Milo colgó y marcó otro número.

—Hola —saludó la doctora Clarice Jernigan.

—¿El laboratorio ya tiene algo? ¿Tan pronto?

—¿Quién te lo ha dicho?

—Es el mensaje que me han dado.

—Fantástico —respondió Jernigan—. Secretaria nueva, ve demasiada televisión, le gusta correr la voz. No, lo siento si te han alimentado vanas esperanzas, Milo. Tardaremos semanas en tener informes completos del laboratorio. Pero yo te llamaba para hablar del alcohol en sangre de tu víctima, y puede que después de eso ya no necesites el informe del laboratorio. Ha dado un nivel de 2,6, tres veces el nivel legal. Incluso para una alcohólica en serio, como debía de ser ella a juzgar por su hígado, tenía que encontrarse en un estado bastante vulnerable. Tanto como para que no hiciera falta nada más para someterla.

—Borracha —dijo él.

—Como la clásica cuba.

—El hígado —dijo él—. ¿Ya habéis hecho la autopsia?

—Todavía no, pero tuve la ocasión de echar un vistazo a algunos órganos, por cortesía del asesino. Después de deshacernos de toda la sangre coagulada. Que, por cierto, según mis cálculos era más o menos toda la sangre que había en su cuerpo. Lo cual significa que nuestro atacante fue meticuloso y prácticamente no derramó ni una gota.

—¿Alguien con preparación médica?

—No lo puedo descartar, pero no, no hace falta una preparación tan específica.

—¿Qué hace falta, entonces?

—La fuerza y la confianza suficiente para hacer dos incisiones grandes con una cuchilla verdaderamente afilada y un estómago suficientemente entero para liberar los intestinos. Un carnicero lo podría hacer. Un cazador de ciervos lo podría hacer. Igual que cualquiera con la mente suficientemente retorcida y el conocimiento equivocado. Eso, quien tenga ese interés, lo encuentra en internet. En cualquier caso, no me hizo falta diseccionar el hígado para saber que padecía una cirrosis seria. La mayor parte del maldito órgano estaba gris y recubierta de grasa, no era muy bonito de ver. Pero como ya he dicho, por muy borrachina que fuera, un índice del 2,6 podía afectar seriamente su juicio, su tiempo de reacción, la coordinación y la fuerza. Bien fácil de dominar. Pregúntaselo al doctor Delaware la próxima vez que hables con él. Es probable que él pueda darte algunos parámetros de comportamiento.

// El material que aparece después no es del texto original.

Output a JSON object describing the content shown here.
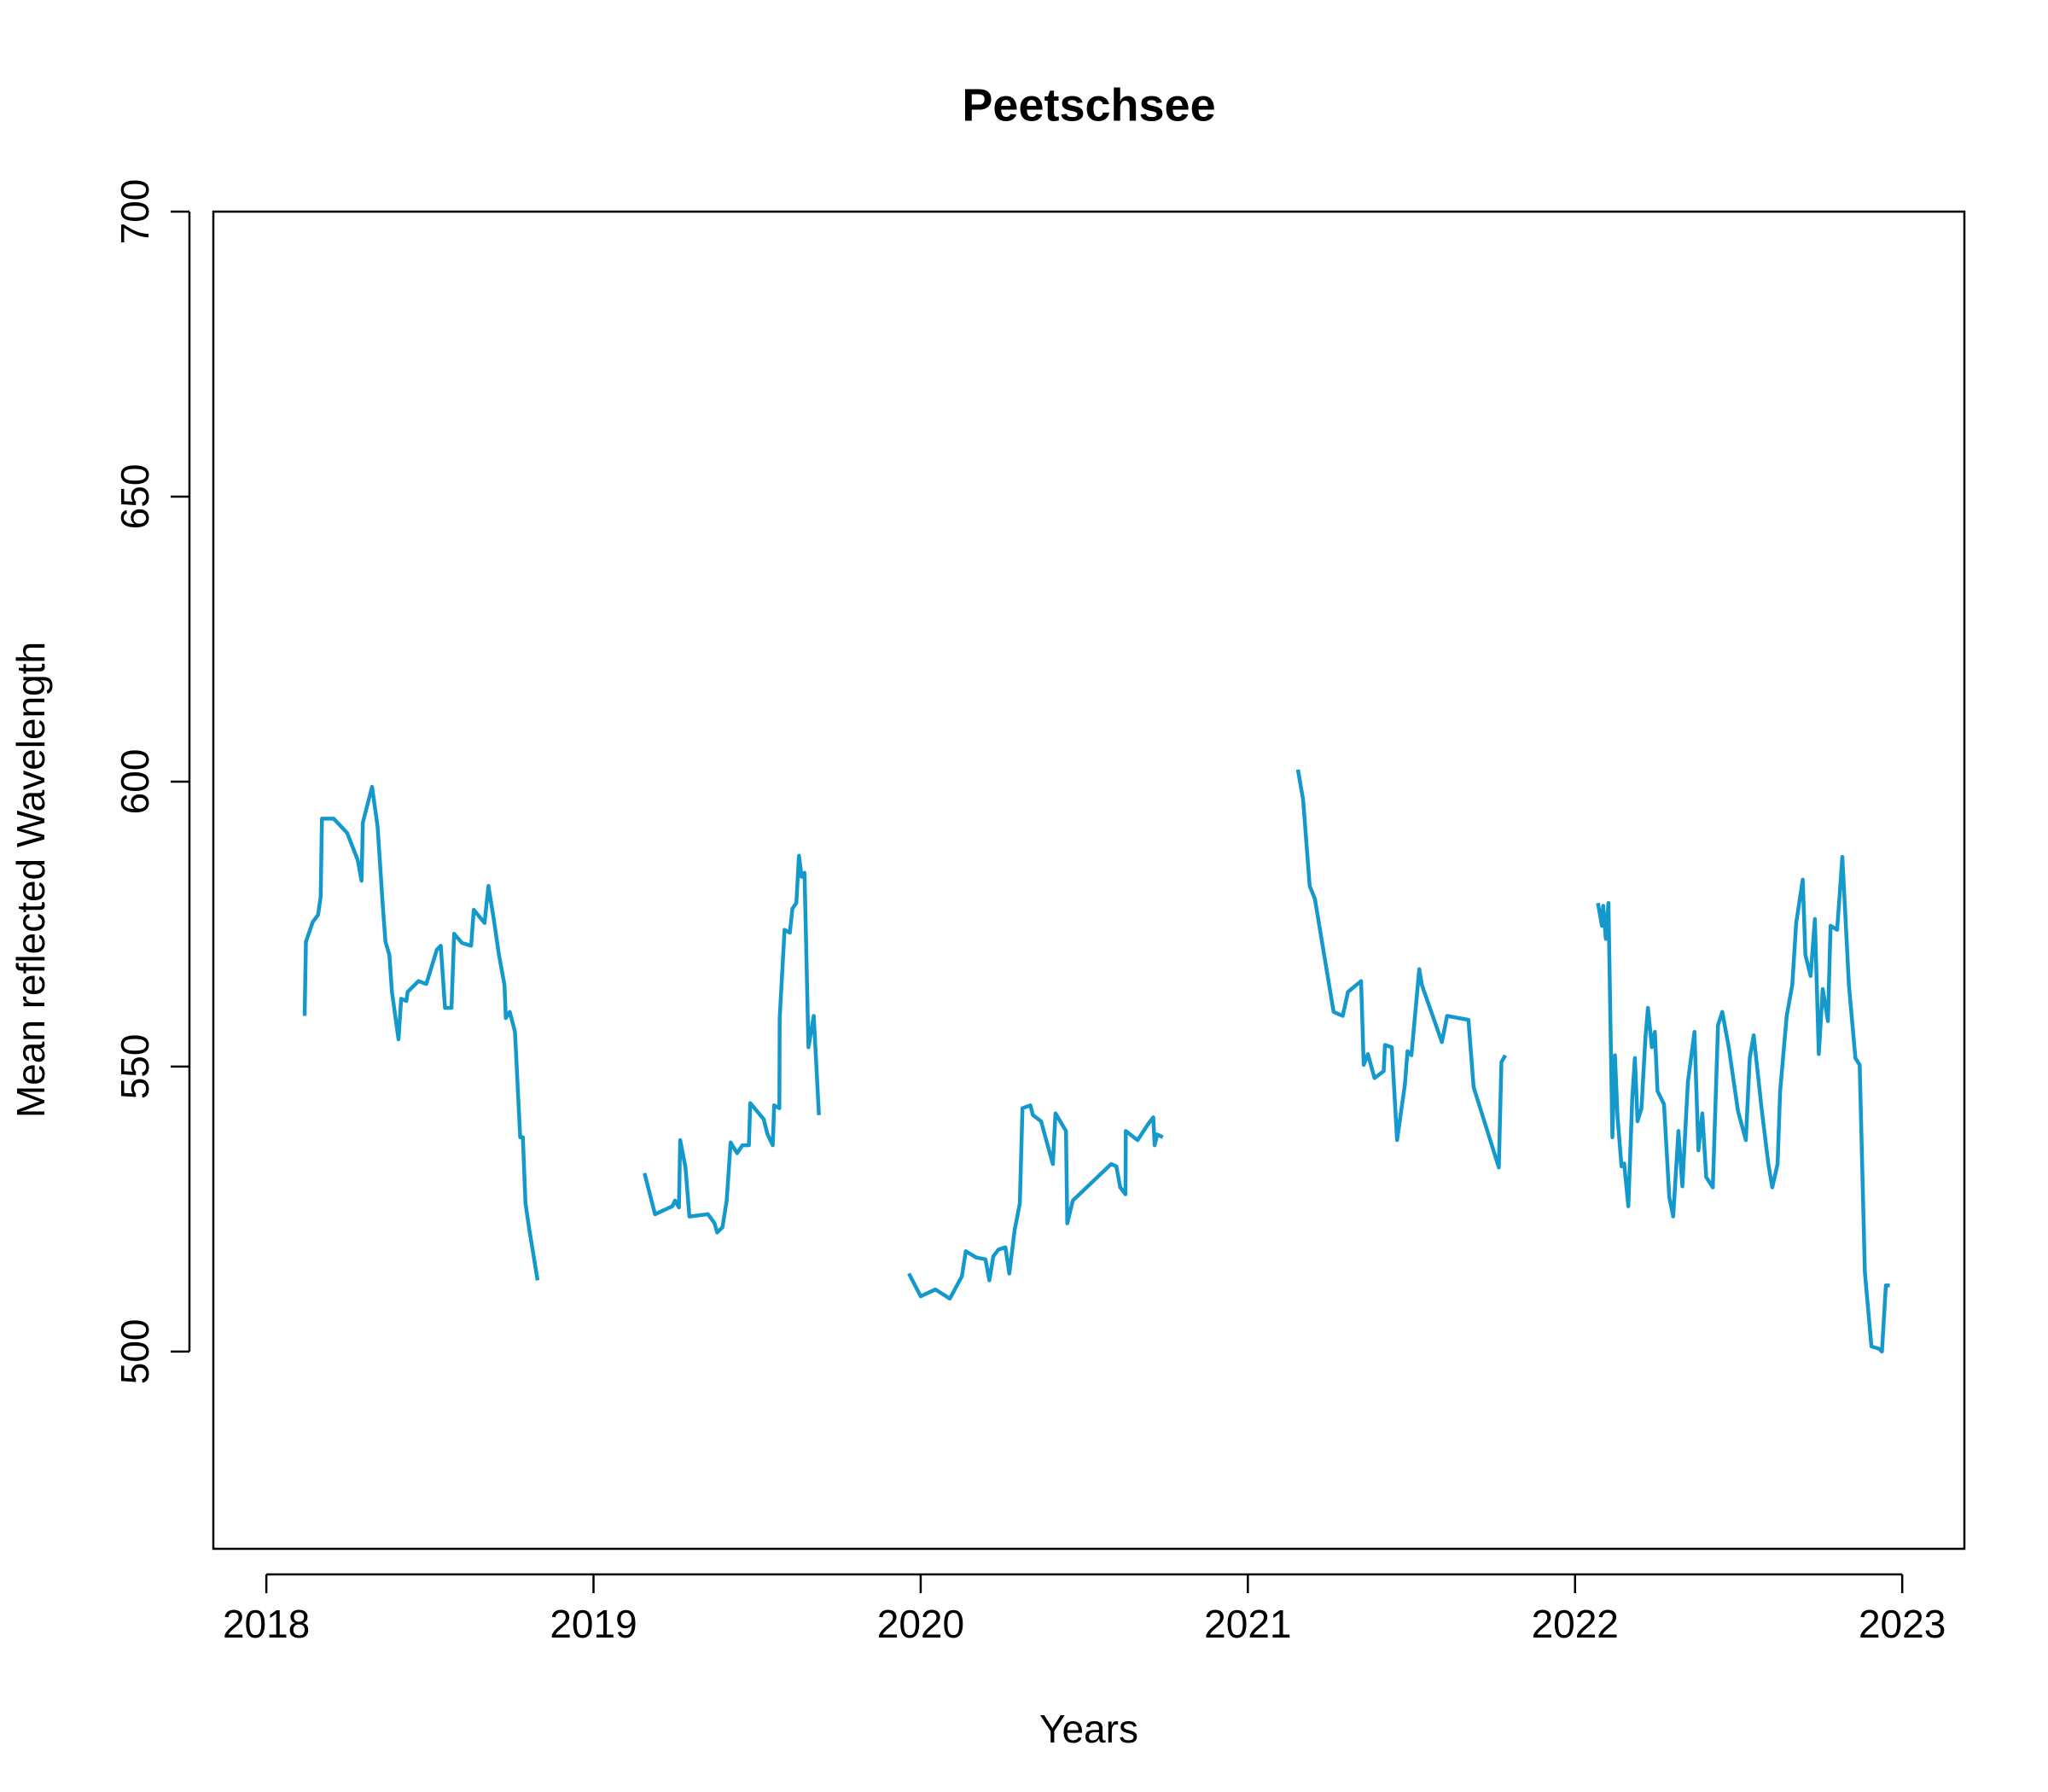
{
  "chart_data": {
    "type": "line",
    "title": "Peetschsee",
    "xlabel": "Years",
    "ylabel": "Mean reflected Wavelength",
    "color": "#1499cc",
    "xlim": [
      2017.838,
      2023.19
    ],
    "xticks": [
      2018,
      2019,
      2020,
      2021,
      2022,
      2023
    ],
    "ylim": [
      465.4,
      700
    ],
    "yticks": [
      500,
      550,
      600,
      650,
      700
    ],
    "x": [
      2018.117,
      2018.121,
      2018.142,
      2018.158,
      2018.166,
      2018.17,
      2018.206,
      2018.247,
      2018.279,
      2018.291,
      2018.295,
      2018.323,
      2018.34,
      2018.356,
      2018.364,
      2018.376,
      2018.384,
      2018.404,
      2018.412,
      2018.428,
      2018.432,
      2018.465,
      2018.489,
      2018.521,
      2018.533,
      2018.546,
      2018.566,
      2018.574,
      2018.598,
      2018.626,
      2018.634,
      2018.667,
      2018.679,
      2018.695,
      2018.711,
      2018.728,
      2018.732,
      2018.744,
      2018.76,
      2018.776,
      2018.784,
      2018.792,
      2018.804,
      2018.829,
      null,
      2019.156,
      2019.188,
      2019.241,
      2019.249,
      2019.261,
      2019.265,
      2019.281,
      2019.293,
      2019.35,
      2019.37,
      2019.378,
      2019.394,
      2019.407,
      2019.419,
      2019.439,
      2019.455,
      2019.475,
      2019.479,
      2019.52,
      2019.532,
      2019.548,
      2019.552,
      2019.568,
      2019.569,
      2019.584,
      2019.6,
      2019.608,
      2019.62,
      2019.628,
      2019.636,
      2019.645,
      2019.657,
      2019.673,
      2019.689,
      null,
      2019.964,
      2020.0,
      2020.045,
      2020.089,
      2020.126,
      2020.138,
      2020.17,
      2020.198,
      2020.21,
      2020.222,
      2020.238,
      2020.259,
      2020.271,
      2020.287,
      2020.303,
      2020.311,
      2020.335,
      2020.343,
      2020.368,
      2020.404,
      2020.412,
      2020.444,
      2020.448,
      2020.465,
      2020.582,
      2020.598,
      2020.61,
      2020.626,
      2020.627,
      2020.663,
      2020.695,
      2020.711,
      2020.715,
      2020.723,
      2020.74,
      null,
      2021.153,
      2021.169,
      2021.189,
      2021.205,
      2021.262,
      2021.29,
      2021.306,
      2021.346,
      2021.354,
      2021.367,
      2021.387,
      2021.415,
      2021.419,
      2021.44,
      2021.456,
      2021.48,
      2021.488,
      2021.5,
      2021.524,
      2021.532,
      2021.593,
      2021.609,
      2021.674,
      2021.69,
      2021.767,
      2021.775,
      2021.787,
      null,
      2022.07,
      2022.082,
      2022.086,
      2022.094,
      2022.102,
      2022.114,
      2022.122,
      2022.13,
      2022.142,
      2022.15,
      2022.163,
      2022.175,
      2022.183,
      2022.191,
      2022.203,
      2022.215,
      2022.223,
      2022.235,
      2022.244,
      2022.252,
      2022.272,
      2022.288,
      2022.3,
      2022.316,
      2022.328,
      2022.345,
      2022.365,
      2022.377,
      2022.389,
      2022.401,
      2022.421,
      2022.437,
      2022.45,
      2022.47,
      2022.498,
      2022.522,
      2022.534,
      2022.546,
      2022.571,
      2022.591,
      2022.603,
      2022.619,
      2022.627,
      2022.647,
      2022.664,
      2022.676,
      2022.696,
      2022.704,
      2022.72,
      2022.733,
      2022.745,
      2022.757,
      2022.773,
      2022.781,
      2022.801,
      2022.817,
      2022.837,
      2022.857,
      2022.87,
      2022.886,
      2022.906,
      2022.93,
      2022.938,
      2022.95,
      2022.962
    ],
    "values": [
      558.9,
      571.9,
      575.4,
      576.6,
      579.8,
      593.5,
      593.5,
      591,
      586.3,
      582.6,
      592.8,
      599.1,
      592.1,
      578.2,
      571.9,
      569.6,
      563.1,
      554.8,
      561.9,
      561.5,
      563.1,
      565,
      564.5,
      570.5,
      571.2,
      560.3,
      560.3,
      573.3,
      571.7,
      571.2,
      577.5,
      575.2,
      581.7,
      575.9,
      569.6,
      564.3,
      558.5,
      559.6,
      556.1,
      537.6,
      537.6,
      526,
      521.3,
      512.5,
      null,
      531.3,
      524.1,
      525.5,
      526.5,
      525.3,
      537.1,
      532.3,
      523.7,
      524.1,
      522.5,
      520.9,
      521.8,
      526.5,
      536.7,
      534.8,
      536.2,
      536.2,
      543.6,
      540.8,
      538.1,
      536.2,
      543.2,
      542.7,
      558.5,
      574,
      573.5,
      577.7,
      578.7,
      587,
      583.3,
      584,
      553.4,
      558.9,
      541.5,
      null,
      513.7,
      509.7,
      510.9,
      509.3,
      513.2,
      517.6,
      516.5,
      516.2,
      512.5,
      516.7,
      517.9,
      518.3,
      513.7,
      521.3,
      526,
      542.7,
      543.2,
      541.5,
      540.4,
      532.9,
      541.8,
      538.7,
      522.5,
      526.5,
      532.9,
      532.5,
      528.8,
      527.6,
      538.7,
      537.1,
      539.9,
      541.1,
      536.2,
      538.1,
      537.6,
      null,
      602.1,
      596.8,
      581.7,
      579.4,
      559.6,
      558.9,
      563.1,
      565,
      550.3,
      552.2,
      548,
      549.2,
      553.8,
      553.4,
      537.1,
      546.9,
      552.7,
      552,
      567.1,
      564.3,
      554.3,
      558.9,
      558.2,
      546.4,
      532.3,
      550.8,
      552,
      null,
      578.7,
      574.7,
      578.2,
      572.4,
      578.7,
      537.6,
      552,
      541.1,
      532.5,
      533,
      525.5,
      544.5,
      551.5,
      540.4,
      542.7,
      555,
      560.3,
      553.4,
      556.1,
      545.7,
      543.4,
      527.1,
      523.7,
      538.7,
      529,
      547.3,
      556.1,
      535.3,
      541.8,
      530.6,
      528.8,
      557.3,
      559.6,
      553.4,
      542.2,
      537.1,
      551.5,
      555.5,
      542.2,
      532.9,
      528.8,
      532.9,
      545.7,
      558.9,
      564.3,
      575.2,
      582.8,
      569.6,
      565.9,
      575.9,
      552.2,
      563.6,
      558,
      574.7,
      574,
      586.8,
      564.3,
      551.5,
      550.3,
      513.9,
      500.9,
      500.5,
      500,
      511.6,
      511.6
    ]
  }
}
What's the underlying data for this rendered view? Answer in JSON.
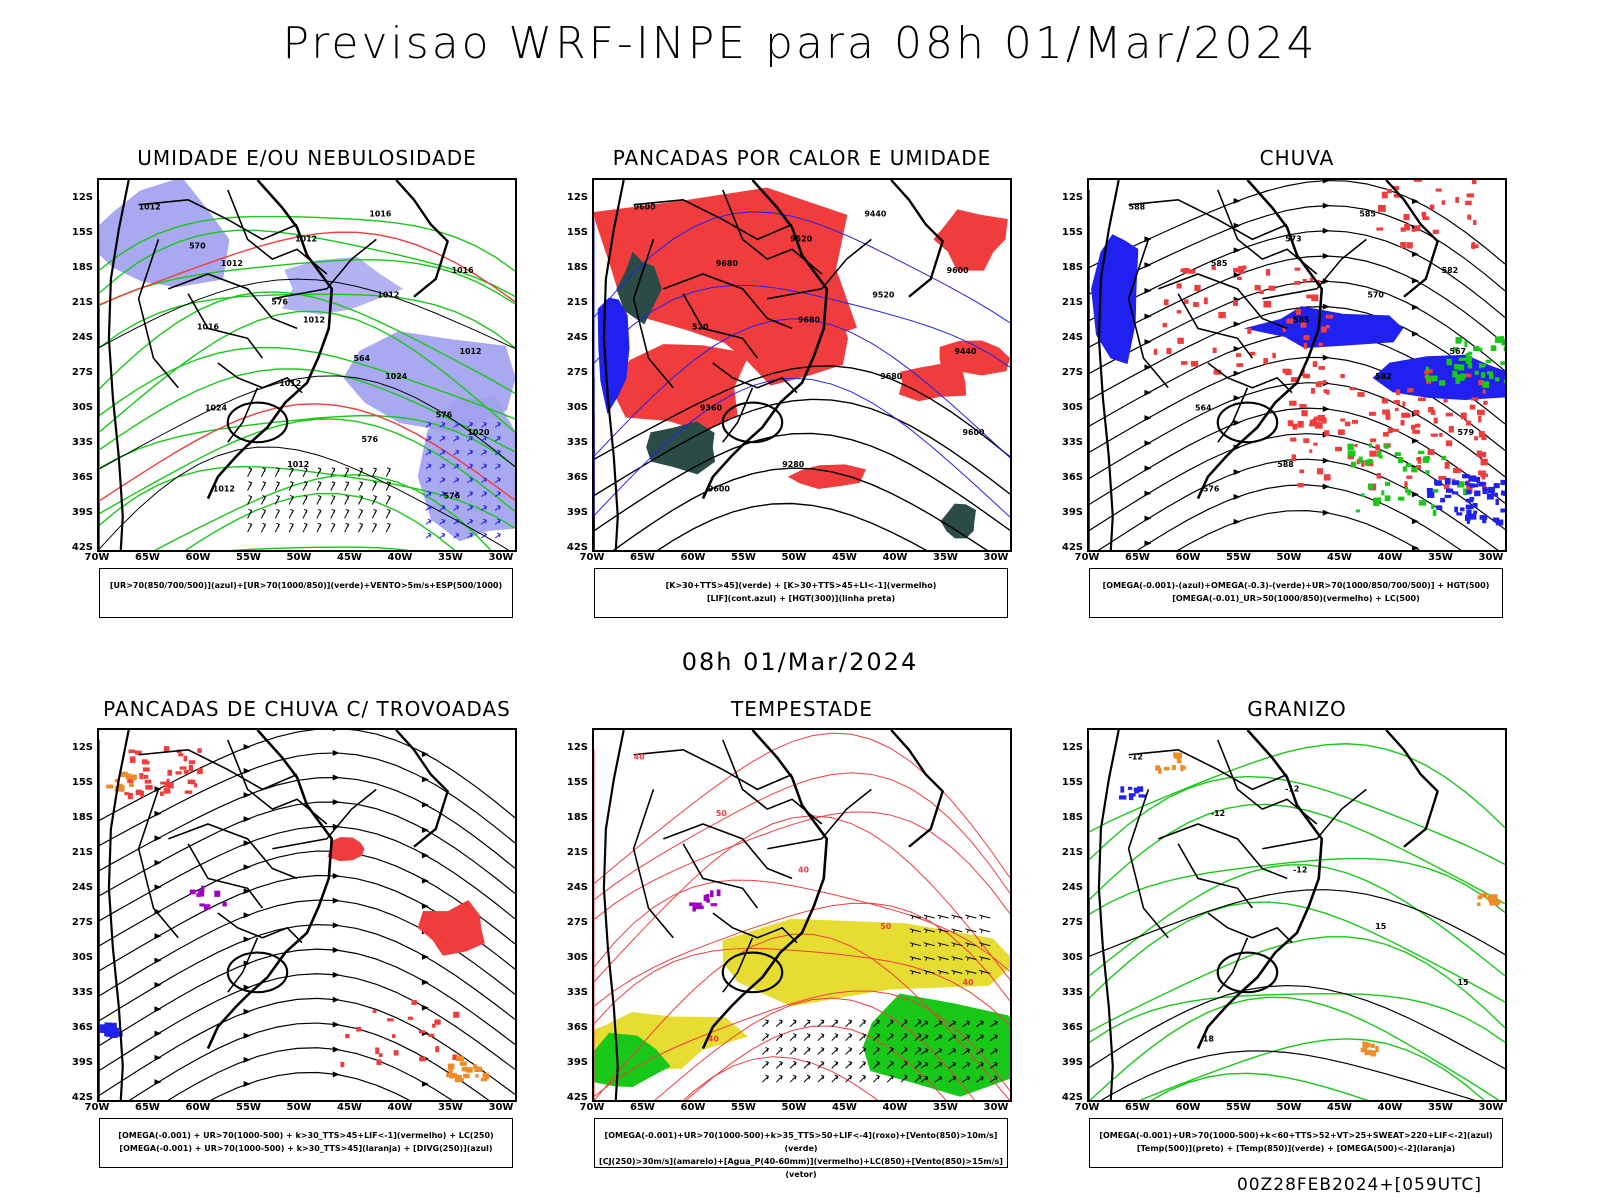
{
  "header": {
    "title": "Previsao WRF-INPE  para 08h 01/Mar/2024",
    "mid_title": "08h 01/Mar/2024",
    "run_info": "00Z28FEB2024+[059UTC]"
  },
  "axes": {
    "lat_labels": [
      "12S",
      "15S",
      "18S",
      "21S",
      "24S",
      "27S",
      "30S",
      "33S",
      "36S",
      "39S",
      "42S"
    ],
    "lon_labels": [
      "70W",
      "65W",
      "60W",
      "55W",
      "50W",
      "45W",
      "40W",
      "35W",
      "30W"
    ]
  },
  "panels": [
    {
      "id": "umidade",
      "title": "UMIDADE E/OU NEBULOSIDADE",
      "legend_lines": [
        "[UR>70(850/700/500)](azul)+[UR>70(1000/850)](verde)+VENTO>5m/s+ESP(500/1000)"
      ],
      "contour_labels": [
        "1012",
        "1012",
        "1012",
        "1024",
        "1020",
        "1012",
        "1012",
        "1012",
        "1012",
        "1024",
        "1012",
        "1016",
        "1016",
        "1016",
        "1012",
        "576",
        "576",
        "570",
        "576",
        "564",
        "576"
      ]
    },
    {
      "id": "pancadas-calor",
      "title": "PANCADAS POR CALOR E UMIDADE",
      "legend_lines": [
        "[K>30+TTS>45](verde) + [K>30+TTS>45+LI<-1](vermelho)",
        "[LIF](cont.azul) + [HGT(300)](linha preta)"
      ],
      "contour_labels": [
        "9600",
        "9680",
        "9680",
        "9680",
        "9600",
        "9600",
        "9520",
        "9520",
        "9440",
        "9360",
        "9280",
        "9440",
        "9600",
        "520"
      ]
    },
    {
      "id": "chuva",
      "title": "CHUVA",
      "legend_lines": [
        "[OMEGA(-0.001)-(azul)+OMEGA(-0.3)-(verde)+UR>70(1000/850/700/500)] + HGT(500)",
        "[OMEGA(-0.01)_UR>50(1000/850)(vermelho) + LC(500)"
      ],
      "contour_labels": [
        "588",
        "585",
        "585",
        "582",
        "579",
        "576",
        "573",
        "570",
        "567",
        "564",
        "588",
        "585",
        "582"
      ]
    },
    {
      "id": "pancadas-trovoadas",
      "title": "PANCADAS DE CHUVA C/ TROVOADAS",
      "legend_lines": [
        "[OMEGA(-0.001) + UR>70(1000-500) + k>30_TTS>45+LIF<-1](vermelho) + LC(250)",
        "[OMEGA(-0.001) + UR>70(1000-500) + k>30_TTS>45](laranja) + [DIVG(250)](azul)"
      ],
      "contour_labels": []
    },
    {
      "id": "tempestade",
      "title": "TEMPESTADE",
      "legend_lines": [
        "[OMEGA(-0.001)+UR>70(1000-500)+k>35_TTS>50+LIF<-4](roxo)+[Vento(850)>10m/s](verde)",
        "[CJ(250)>30m/s](amarelo)+[Agua_P(40-60mm)](vermelho)+LC(850)+[Vento(850)>15m/s](vetor)"
      ],
      "contour_labels": [
        "40",
        "50",
        "40",
        "50",
        "40",
        "40"
      ]
    },
    {
      "id": "granizo",
      "title": "GRANIZO",
      "legend_lines": [
        "[OMEGA(-0.001)+UR>70(1000-500)+k<60+TTS>52+VT>25+SWEAT>220+LIF<-2](azul)",
        "[Temp(500)](preto) + [Temp(850)](verde) + [OMEGA(500)<-2](laranja)"
      ],
      "contour_labels": [
        "-12",
        "-12",
        "-12",
        "15",
        "15",
        "18",
        "-12"
      ]
    }
  ],
  "colors": {
    "red": "#f03c3c",
    "green": "#18c818",
    "blue": "#2020f0",
    "lightblue": "#a0a0f0",
    "darkteal": "#2a4b46",
    "yellow": "#e6dc32",
    "orange": "#f08c28",
    "purple": "#a000c8"
  }
}
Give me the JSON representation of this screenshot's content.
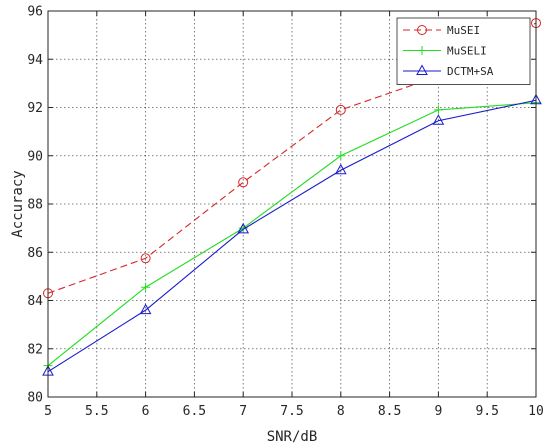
{
  "chart_data": {
    "type": "line",
    "title": "",
    "xlabel": "SNR/dB",
    "ylabel": "Accuracy",
    "xlim": [
      5,
      10
    ],
    "ylim": [
      80,
      96
    ],
    "xticks": [
      5,
      5.5,
      6,
      6.5,
      7,
      7.5,
      8,
      8.5,
      9,
      9.5,
      10
    ],
    "xtick_labels": [
      "5",
      "5.5",
      "6",
      "6.5",
      "7",
      "7.5",
      "8",
      "8.5",
      "9",
      "9.5",
      "10"
    ],
    "yticks": [
      80,
      82,
      84,
      86,
      88,
      90,
      92,
      94,
      96
    ],
    "ytick_labels": [
      "80",
      "82",
      "84",
      "86",
      "88",
      "90",
      "92",
      "94",
      "96"
    ],
    "grid": true,
    "legend_position": "top-right",
    "x": [
      5,
      6,
      7,
      8,
      9,
      10
    ],
    "series": [
      {
        "name": "MuSEI",
        "values": [
          84.3,
          85.75,
          88.9,
          91.9,
          93.3,
          95.5
        ],
        "color": "#d62728",
        "dash": "dashed",
        "marker": "circle"
      },
      {
        "name": "MuSELI",
        "values": [
          81.3,
          84.55,
          87.0,
          90.0,
          91.9,
          92.2
        ],
        "color": "#22dd22",
        "dash": "solid",
        "marker": "plus"
      },
      {
        "name": "DCTM+SA",
        "values": [
          81.05,
          83.6,
          86.95,
          89.4,
          91.45,
          92.3
        ],
        "color": "#1a1acc",
        "dash": "solid",
        "marker": "triangle"
      }
    ]
  }
}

—Estoy aquí, Clarice —le dije.

—Ah, hola. ¿Estás de acuerdo?

—Completamente.

—Fantástico —dijo—. Está bien que haya paz en el valle. Milo, haré lo posible por tener la autopsia terminada mañana. Como tengo un viaje, uno de los míos se encargará del bisturí, pero le echaré un vistazo personalmente.

—Gracias.

—Dicho eso, tampoco esperes conclusiones demasiado profundas. Murió al partirse el cuello y estaba bien muerta antes de que la cortasen.

—¿Bien muerta cuánto tiempo es?

—El suficiente para que la sangre se aposente. O sea, minutos; no horas. Me imagino a ese loco sentado, esperando, eso fue gran parte de su diversión. ¿Qué opinas tú, Alex?

—Tiene sentido.

—Ay, ojalá lo oyeran mis adolescentes. Mami no siempre se equivoca. Adiós, chicos.